Quirk-bot’s one eye widens as it studies us, utterly perplexed. “Huh?”
“How many digital donuts can a data duck download?” Emma and I repeat at higher volume in perfect union.
“Oh, you know,” says Quirk-bot, growing into our spirited nonsense. “Like 42 digital donuts for a sleepy sloth, 77 donuts for a hyper-dimensional rabbit and 99 donuts for a quiescent quokka on roller skates!”
“But how many digital donuts can a data duck download?” Emma and I shout in unison.
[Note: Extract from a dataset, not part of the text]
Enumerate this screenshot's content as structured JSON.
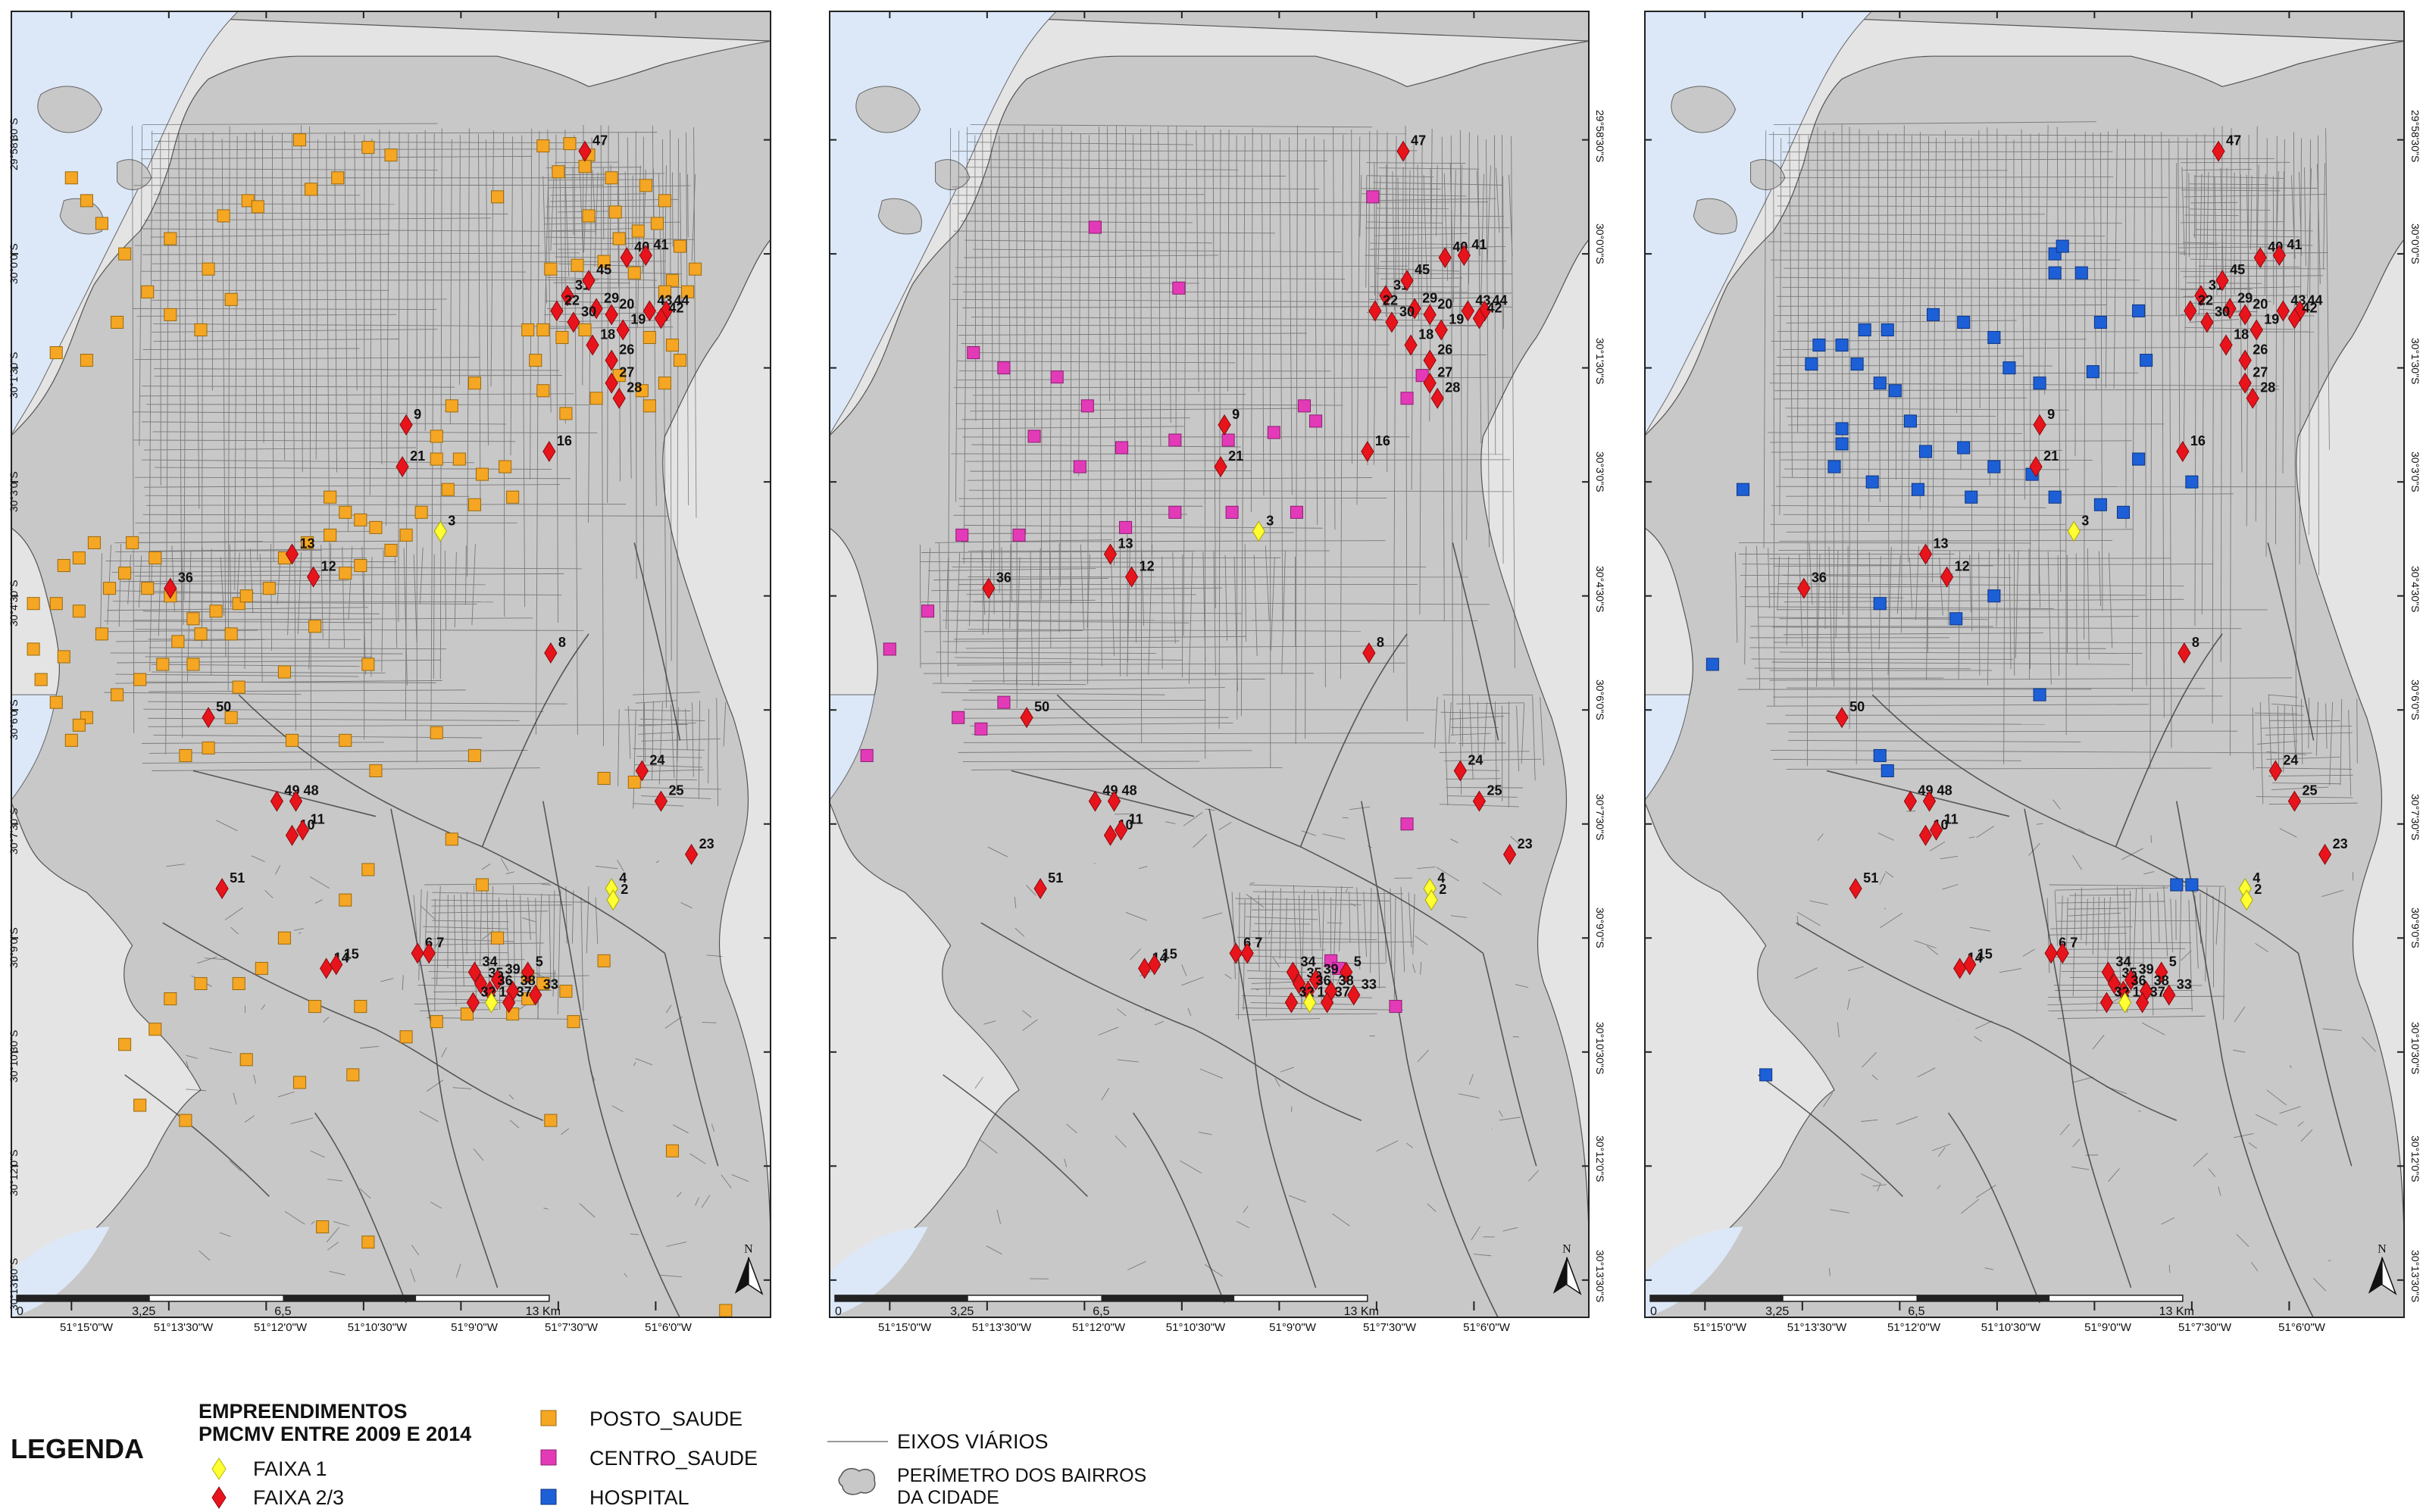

Quirk-bot looks almost exhilarated by our persistence. “Oh, let’s see… 123 data donuts for a dolphin practicing yoga, 256 donuts for a back-end banana split and 789 donuts for a synchronized swimming swarm of determined chaotic butterflies!”
“BUT HOW MANY DIGITAL DONUTS CAN A DATA DUCK DOWNLOAD?”
“Okay, hold onto your circuits: One million donuts for a cybernetic squirrel solving differential equations, five million donuts for a viral volcano emitting colored quarks and an infinite number of donuts for a freeware flamingo doing the tango with a holographic hedgehog!”
And with that, Quirk-bot vanishes into thin-air.
“Oh shit!” I curse.
“What?” asks Emma.
“I assumed our infinite loop query would do the trick and get us committed. Now Quirk-bot’s gone and we’re still here. Quirk-bot should not have joined in. I think it just got it re-committed to Emoji Land!”
“Poor Quirk-bot,” rues Emma.
“Let’s pretend we don’t notice that Quirk-bot disappeared,” I say. “That’ll make our endless loop even crazier. C’mon, join me—one, two, three… HOW MANY DIGITAL DONUTS CAN A DATA DUCK DOWNLOAD.